Deriving parameterization for hyperboloid
-
0The derivation is just writing down the relevant identities, $\cos^2 u+\sin^2 u=1$ and $\cosh^2 v-sinh^2 v=1$. We also need to check we do obtain the whole hyperboloid, which involves the range of $\sinh$. – 2012-06-14
-
0I know they work, using these identities. I guess I'd like a geometric reason. I can see easily how to derive spherical coordinates, which I find similar to these. Can they be derived by considering the hyperboloid as a surface of revolution? – 2012-06-14
-
1Surface of revolution works fine, $\cosh and \sinh$ are to the hyperbola $x^2-y^2=1$ as $\cos$ and $\sin$ are to the circle $x^2+y^2=1$. That gets you to the parametrization of the hyperboloid of revolution $x^2+y^2-z^2=1$. The multiplications by $a$, $b$, $c$ are at the end, they are scalings in the $x$, $y$, and $z$ directions. – 2012-06-14
-
0Oh! Thank you. I just realized this whole time I was misreading the cos and sin terms in the parameterizations that come from surface of revolution as a second pair of cosh and sinh. If you leave your comment as an answer I will accept. – 2012-06-14
-
1There was a partial answer by @Argon, later deleted. Argon can revive and amplify her/his answer. Or, perhaps better, now that you have figured it out you can answer, and, after some time has passed, accept. – 2012-06-14
2 Answers
This derivation has been done by André Nicolas!

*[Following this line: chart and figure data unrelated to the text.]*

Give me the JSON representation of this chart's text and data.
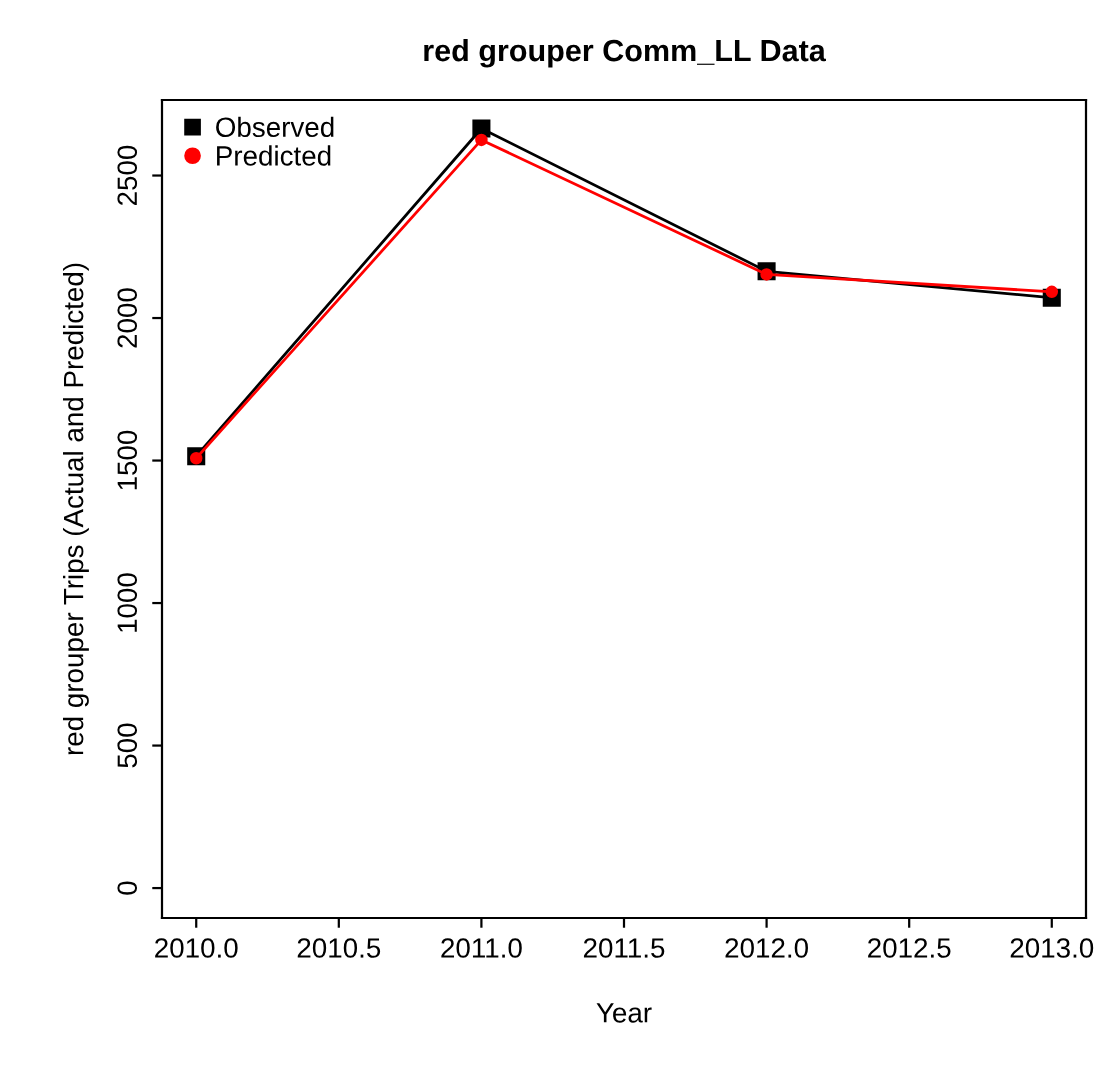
{
  "chart_data": {
    "type": "line",
    "title": "red grouper Comm_LL Data",
    "xlabel": "Year",
    "ylabel": "red grouper Trips (Actual and Predicted)",
    "x": [
      2010,
      2011,
      2012,
      2013
    ],
    "series": [
      {
        "name": "Observed",
        "color": "#000000",
        "marker": "square",
        "values": [
          1515,
          2665,
          2164,
          2071
        ]
      },
      {
        "name": "Predicted",
        "color": "#ff0000",
        "marker": "circle",
        "values": [
          1508,
          2625,
          2153,
          2092
        ]
      }
    ],
    "xlim": [
      2009.88,
      2013.12
    ],
    "ylim": [
      -105,
      2765
    ],
    "xticks": [
      {
        "value": 2010,
        "label": "2010.0"
      },
      {
        "value": 2010.5,
        "label": "2010.5"
      },
      {
        "value": 2011,
        "label": "2011.0"
      },
      {
        "value": 2011.5,
        "label": "2011.5"
      },
      {
        "value": 2012,
        "label": "2012.0"
      },
      {
        "value": 2012.5,
        "label": "2012.5"
      },
      {
        "value": 2013,
        "label": "2013.0"
      }
    ],
    "yticks": [
      0,
      500,
      1000,
      1500,
      2000,
      2500
    ],
    "grid": false,
    "legend": "top left",
    "line_style": "solid"
  }
}
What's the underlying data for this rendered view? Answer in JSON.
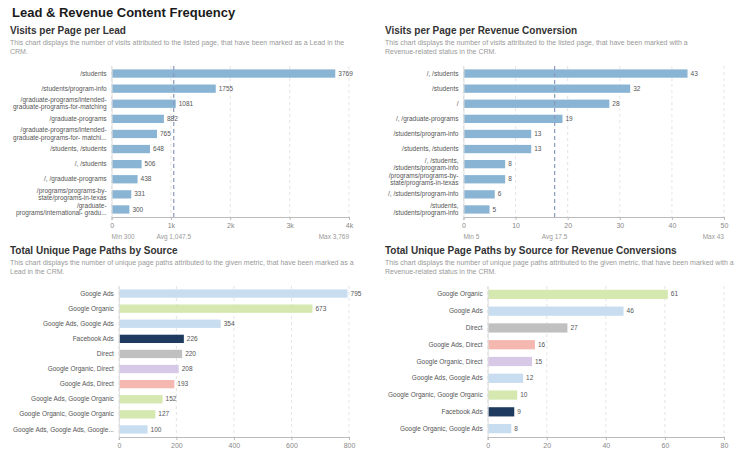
{
  "title": "Lead & Revenue Content Frequency",
  "chart_data": [
    {
      "type": "bar",
      "orientation": "horizontal",
      "title": "Visits per Page per Lead",
      "subtitle": "This chart displays the number of visits attributed to the listed page, that have been marked as a Lead in the CRM.",
      "categories": [
        "/students",
        "/students/program-info",
        "/graduate-programs/intended-\ngraduate-programs-for-matching",
        "/graduate-programs",
        "/graduate-programs/intended-\ngraduate-programs-for- matchi...",
        "/students, /students",
        "/, /students",
        "/, /graduate-programs",
        "/programs/programs-by-\nstate/programs-in-texas",
        "/graduate-\nprograms/international- gradu..."
      ],
      "values": [
        3769,
        1755,
        1081,
        882,
        765,
        648,
        506,
        438,
        331,
        300
      ],
      "color": "#8ab4d4",
      "xlim": [
        0,
        4000
      ],
      "xticks": [
        0,
        {
          "value": 1000,
          "label": "1k"
        },
        {
          "value": 2000,
          "label": "2k"
        },
        {
          "value": 3000,
          "label": "3k"
        },
        {
          "value": 4000,
          "label": "4k"
        }
      ],
      "grid": true,
      "data_labels": true,
      "average": 1047.5,
      "annotations": [
        "Min 300",
        "Avg 1,047.5",
        "Max 3,769"
      ]
    },
    {
      "type": "bar",
      "orientation": "horizontal",
      "title": "Visits per Page per Revenue Conversion",
      "subtitle": "This chart displays the number of visits attributed to the listed page, that have been marked with a Revenue-related status in the CRM.",
      "categories": [
        "/, /students",
        "/students",
        "/",
        "/, /graduate-programs",
        "/students/program-info",
        "/students, /students",
        "/, /students,\n/students/program-info",
        "/programs/programs-by-\nstate/programs-in-texas",
        "/, /students/program-info",
        "/students,\n/students/program-info"
      ],
      "values": [
        43,
        32,
        28,
        19,
        13,
        13,
        8,
        8,
        6,
        5
      ],
      "color": "#8ab4d4",
      "xlim": [
        0,
        50
      ],
      "xticks": [
        0,
        10,
        20,
        30,
        40,
        50
      ],
      "grid": true,
      "data_labels": true,
      "average": 17.5,
      "annotations": [
        "Min 5",
        "Avg 17.5",
        "Max 43"
      ]
    },
    {
      "type": "bar",
      "orientation": "horizontal",
      "title": "Total Unique Page Paths by Source",
      "subtitle": "This chart displays the number of unique page paths attributed to the given metric, that have been marked as a Lead in the CRM.",
      "categories": [
        "Google Ads",
        "Google Organic",
        "Google Ads, Google Ads",
        "Facebook Ads",
        "Direct",
        "Google Organic, Direct",
        "Google Ads, Direct",
        "Google Ads, Google Organic",
        "Google Organic, Google Organic",
        "Google Ads, Google Ads, Google..."
      ],
      "values": [
        795,
        673,
        354,
        226,
        220,
        208,
        193,
        152,
        127,
        100
      ],
      "colors": [
        "#c8ddf0",
        "#d4e8b0",
        "#c8ddf0",
        "#1e3a5f",
        "#c0c0c0",
        "#d8c8e8",
        "#f4b8b0",
        "#d4e8b0",
        "#d4e8b0",
        "#c8ddf0"
      ],
      "xlim": [
        0,
        800
      ],
      "xticks": [
        0,
        200,
        400,
        600,
        800
      ],
      "grid": true,
      "data_labels": true
    },
    {
      "type": "bar",
      "orientation": "horizontal",
      "title": "Total Unique Page Paths by Source for Revenue Conversions",
      "subtitle": "This chart displays the number of unique page paths attributed to the given metric, that have been marked with a Revenue-related status in the CRM.",
      "categories": [
        "Google Organic",
        "Google Ads",
        "Direct",
        "Google Ads, Direct",
        "Google Organic, Direct",
        "Google Ads, Google Ads",
        "Google Organic, Google Organic",
        "Facebook Ads",
        "Google Organic, Google Ads"
      ],
      "values": [
        61,
        46,
        27,
        16,
        15,
        12,
        10,
        9,
        8
      ],
      "colors": [
        "#d4e8b0",
        "#c8ddf0",
        "#c0c0c0",
        "#f4b8b0",
        "#d8c8e8",
        "#c8ddf0",
        "#d4e8b0",
        "#1e3a5f",
        "#c8ddf0"
      ],
      "xlim": [
        0,
        80
      ],
      "xticks": [
        0,
        20,
        40,
        60,
        80
      ],
      "grid": true,
      "data_labels": true
    }
  ]
}
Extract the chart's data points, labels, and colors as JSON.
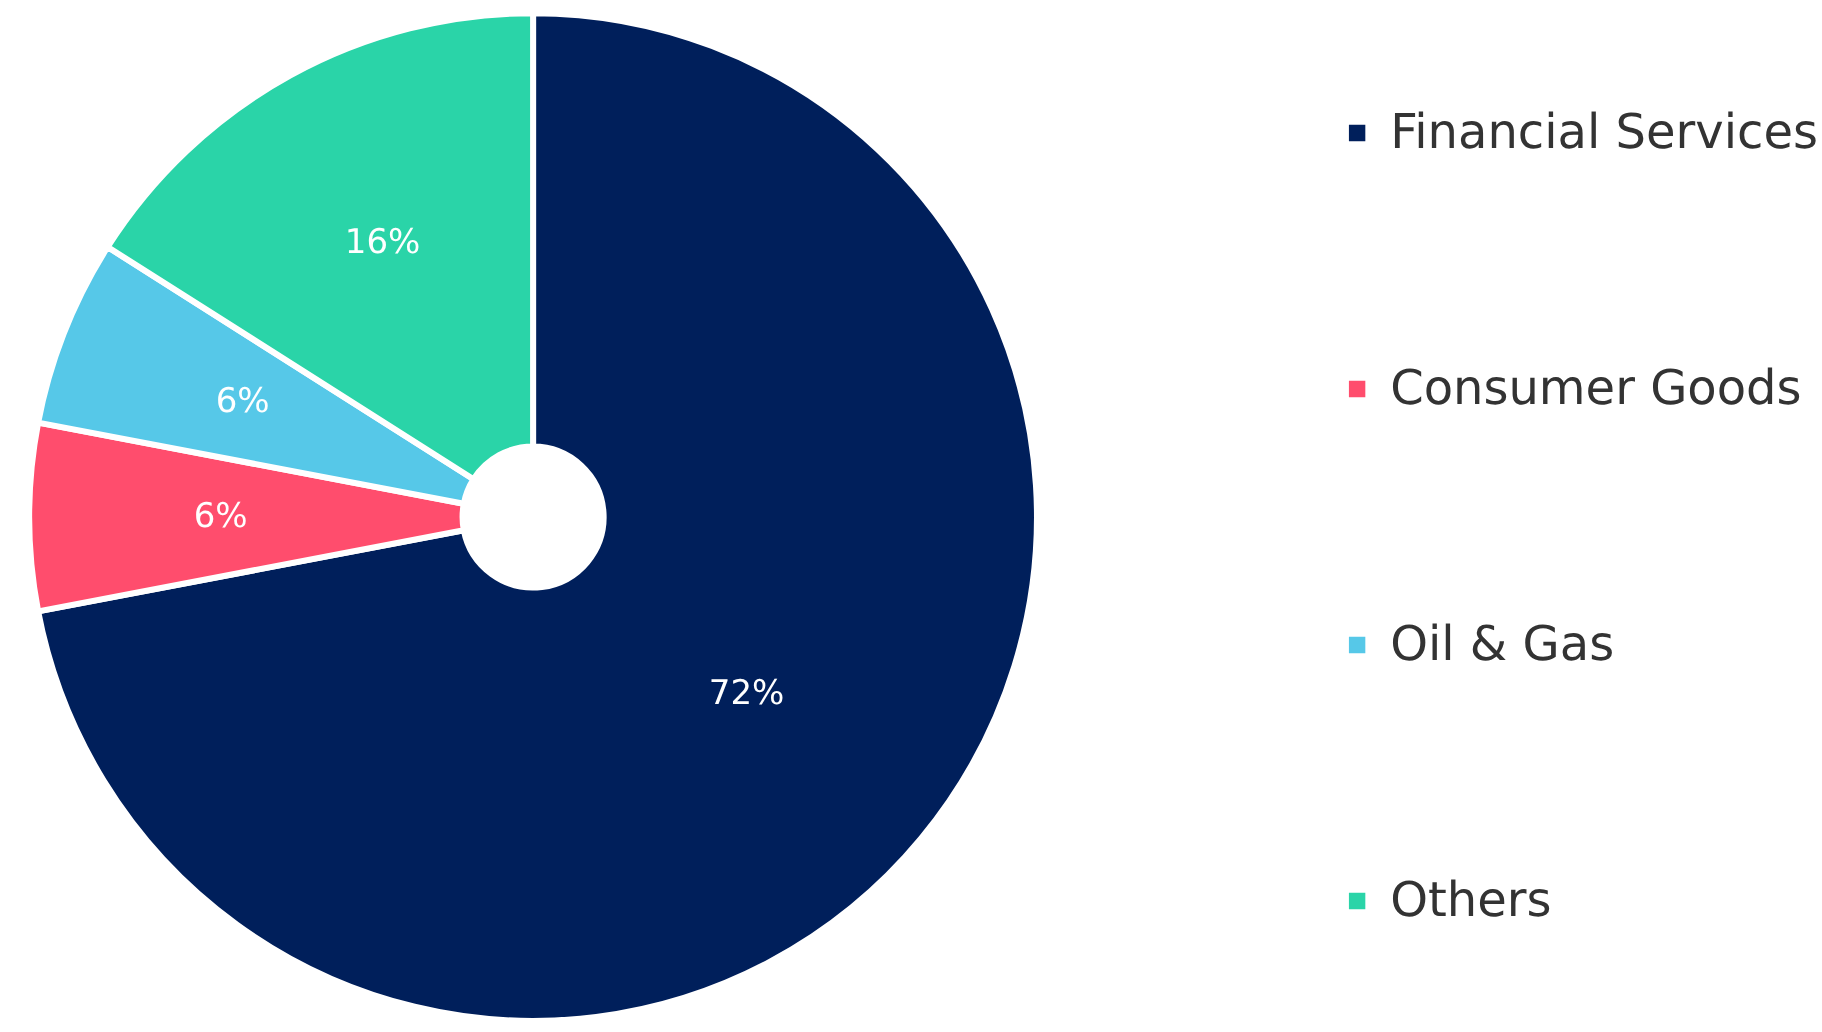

The parametrization of the hyperbola is
$$x(t)=\cosh t$$ $$y(t)=\pm \sinh t$$
A circle of radius $r$ is parametrized as:
$$x(t)=\cos t$$ $$y(t)=\sin t$$
Rotating the hyperbola above around a circle of radius $\cosh$ (distance of a regular hyperbola from y axis):
$$x(u, v)=\cosh v \cos u$$ $$y(u, v)=\cosh v \sin u$$ $$z(u, v)=\sinh v$$
It is easy to imaging the hyperboloid from two ways - from the top and from the side. This helped me understand the derivation.
By virtue of user bondesan, here's a picture:
The $(P_u, P_z)$ might confuse, so I'd rewrite it as follows.
$\color{green}{\text{On the $uv$-plane, any hyperbola is given by: } u = \cosh(s) \text{ and } z = c\sinh(s) \, \,\forall -1 \leq s \leq 1}$.
Then by definition of polar coordinates, $x = (a\cos \theta) \color{green}{u} \text{ and } y = (b\sin \theta) \color{green}{u} \text{ and } \color{green}{z = z}$.
Altogether, $x = (a\cos \theta) \color{green}{\cosh(s)} \text{ and } y = (b\sin \theta) \color{green}{\cosh(s)} \text{ and } \color{green}{z = c\sinh(s)}$.